About multiple LICENSE: I did set it up this way having future PyPI releases in mind and took care to ensure that the content is not in conflict. I don't remember there be statement like "one LICENSE and nothing else", but I assume sebb is right on that.

Dave suggested, that for PyPI we'll need to prepare some (presumably automated) way to put individual LICENSE and NOTICE files. I think it would be very difficult from engineering standpoint to split licenses like that. Instead, I propose to treat Apache releases in a special way. That is, remove per-package files from archive before releasing and not reflect this in source tree. Source code repository, even with open access, is not considered a distribution channel and is not required to follow release guidelines. And building top-level LICENSE from per-package files can be automated fairly easy.

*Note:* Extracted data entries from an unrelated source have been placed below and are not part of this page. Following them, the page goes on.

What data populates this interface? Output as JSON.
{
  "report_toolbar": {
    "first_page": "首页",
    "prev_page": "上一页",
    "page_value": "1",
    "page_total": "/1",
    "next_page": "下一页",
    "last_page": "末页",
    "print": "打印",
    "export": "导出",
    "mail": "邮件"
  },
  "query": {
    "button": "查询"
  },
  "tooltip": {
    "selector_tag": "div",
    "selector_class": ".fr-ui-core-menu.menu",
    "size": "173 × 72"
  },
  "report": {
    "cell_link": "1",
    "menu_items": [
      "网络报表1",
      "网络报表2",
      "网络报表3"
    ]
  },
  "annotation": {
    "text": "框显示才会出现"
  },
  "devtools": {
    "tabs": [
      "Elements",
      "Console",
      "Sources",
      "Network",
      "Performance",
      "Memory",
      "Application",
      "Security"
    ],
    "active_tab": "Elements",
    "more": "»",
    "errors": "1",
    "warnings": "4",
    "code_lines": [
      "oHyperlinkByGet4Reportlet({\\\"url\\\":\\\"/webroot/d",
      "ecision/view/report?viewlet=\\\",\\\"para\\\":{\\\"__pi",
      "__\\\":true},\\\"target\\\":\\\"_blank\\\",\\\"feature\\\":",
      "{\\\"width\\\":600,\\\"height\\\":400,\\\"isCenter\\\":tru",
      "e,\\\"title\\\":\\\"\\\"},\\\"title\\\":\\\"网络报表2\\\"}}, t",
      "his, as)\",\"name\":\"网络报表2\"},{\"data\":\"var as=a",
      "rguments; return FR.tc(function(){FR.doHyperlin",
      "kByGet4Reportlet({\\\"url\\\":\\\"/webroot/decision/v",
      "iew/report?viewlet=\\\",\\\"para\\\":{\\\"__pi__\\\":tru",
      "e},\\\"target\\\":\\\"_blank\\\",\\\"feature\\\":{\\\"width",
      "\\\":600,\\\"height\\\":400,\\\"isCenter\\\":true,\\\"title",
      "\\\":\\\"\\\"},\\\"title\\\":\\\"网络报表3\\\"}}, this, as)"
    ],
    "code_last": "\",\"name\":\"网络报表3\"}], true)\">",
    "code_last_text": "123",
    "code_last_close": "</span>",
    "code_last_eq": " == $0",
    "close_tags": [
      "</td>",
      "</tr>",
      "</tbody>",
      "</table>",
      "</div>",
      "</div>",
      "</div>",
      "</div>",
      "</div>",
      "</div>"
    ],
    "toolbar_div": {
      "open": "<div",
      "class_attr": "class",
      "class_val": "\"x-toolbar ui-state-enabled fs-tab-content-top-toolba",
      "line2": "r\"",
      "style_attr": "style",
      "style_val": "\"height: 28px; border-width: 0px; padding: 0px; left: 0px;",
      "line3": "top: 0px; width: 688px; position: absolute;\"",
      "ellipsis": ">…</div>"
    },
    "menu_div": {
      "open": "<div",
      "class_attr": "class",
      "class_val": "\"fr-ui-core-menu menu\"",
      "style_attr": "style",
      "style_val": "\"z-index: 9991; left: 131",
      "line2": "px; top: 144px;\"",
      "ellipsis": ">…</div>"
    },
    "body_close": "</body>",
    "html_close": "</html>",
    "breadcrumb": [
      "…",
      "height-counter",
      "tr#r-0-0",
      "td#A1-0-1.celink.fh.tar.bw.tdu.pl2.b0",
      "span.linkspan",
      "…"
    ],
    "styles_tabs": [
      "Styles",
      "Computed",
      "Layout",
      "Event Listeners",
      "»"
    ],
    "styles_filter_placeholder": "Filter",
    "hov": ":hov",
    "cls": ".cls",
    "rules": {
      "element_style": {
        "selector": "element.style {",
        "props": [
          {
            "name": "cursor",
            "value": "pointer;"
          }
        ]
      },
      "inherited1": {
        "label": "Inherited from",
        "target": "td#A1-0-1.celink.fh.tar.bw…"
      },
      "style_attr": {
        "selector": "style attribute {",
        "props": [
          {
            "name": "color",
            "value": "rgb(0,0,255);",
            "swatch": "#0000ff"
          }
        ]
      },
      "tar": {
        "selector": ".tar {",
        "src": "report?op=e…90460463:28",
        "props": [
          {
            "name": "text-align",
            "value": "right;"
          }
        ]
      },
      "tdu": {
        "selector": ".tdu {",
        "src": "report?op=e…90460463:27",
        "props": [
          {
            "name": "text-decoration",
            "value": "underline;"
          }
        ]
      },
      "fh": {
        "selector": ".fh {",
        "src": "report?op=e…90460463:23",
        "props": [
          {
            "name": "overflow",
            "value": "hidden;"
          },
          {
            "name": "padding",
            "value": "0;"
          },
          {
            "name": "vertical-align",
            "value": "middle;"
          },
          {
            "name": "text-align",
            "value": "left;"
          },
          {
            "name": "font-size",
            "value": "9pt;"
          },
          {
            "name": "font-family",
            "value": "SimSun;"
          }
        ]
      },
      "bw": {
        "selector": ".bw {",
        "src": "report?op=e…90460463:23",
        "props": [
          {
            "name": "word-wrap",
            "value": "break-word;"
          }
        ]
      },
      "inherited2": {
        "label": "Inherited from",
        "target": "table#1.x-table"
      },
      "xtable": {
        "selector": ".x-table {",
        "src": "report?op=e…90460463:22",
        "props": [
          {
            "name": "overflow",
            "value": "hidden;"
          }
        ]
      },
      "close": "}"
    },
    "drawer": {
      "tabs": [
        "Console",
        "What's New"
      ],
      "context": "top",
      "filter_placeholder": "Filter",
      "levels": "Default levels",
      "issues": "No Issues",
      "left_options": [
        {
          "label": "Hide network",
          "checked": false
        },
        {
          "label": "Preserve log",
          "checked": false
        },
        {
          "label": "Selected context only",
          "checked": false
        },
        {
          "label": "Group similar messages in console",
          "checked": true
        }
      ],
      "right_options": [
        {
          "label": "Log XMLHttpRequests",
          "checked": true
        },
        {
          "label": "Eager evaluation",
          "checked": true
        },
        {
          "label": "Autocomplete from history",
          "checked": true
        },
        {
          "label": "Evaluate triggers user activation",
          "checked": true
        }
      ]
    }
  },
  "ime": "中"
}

About NOTICE: legal docs clearly state that for public domain code, "Attribution is required (in a similar fashion to permissive licenses)"[1].

For what I know, public domain code isn't licensed - in fact, that's a very important distinction. Thus, I read this as "in a similar fashion to required attributions in permissive licenses". And these fall in category of "required third-party notice"[2] - consider the last sentence/paragraph - which belong in NOTICE.

Either sebb is wrong about NOTICE or legal guidelines are misleading, I don't see third option.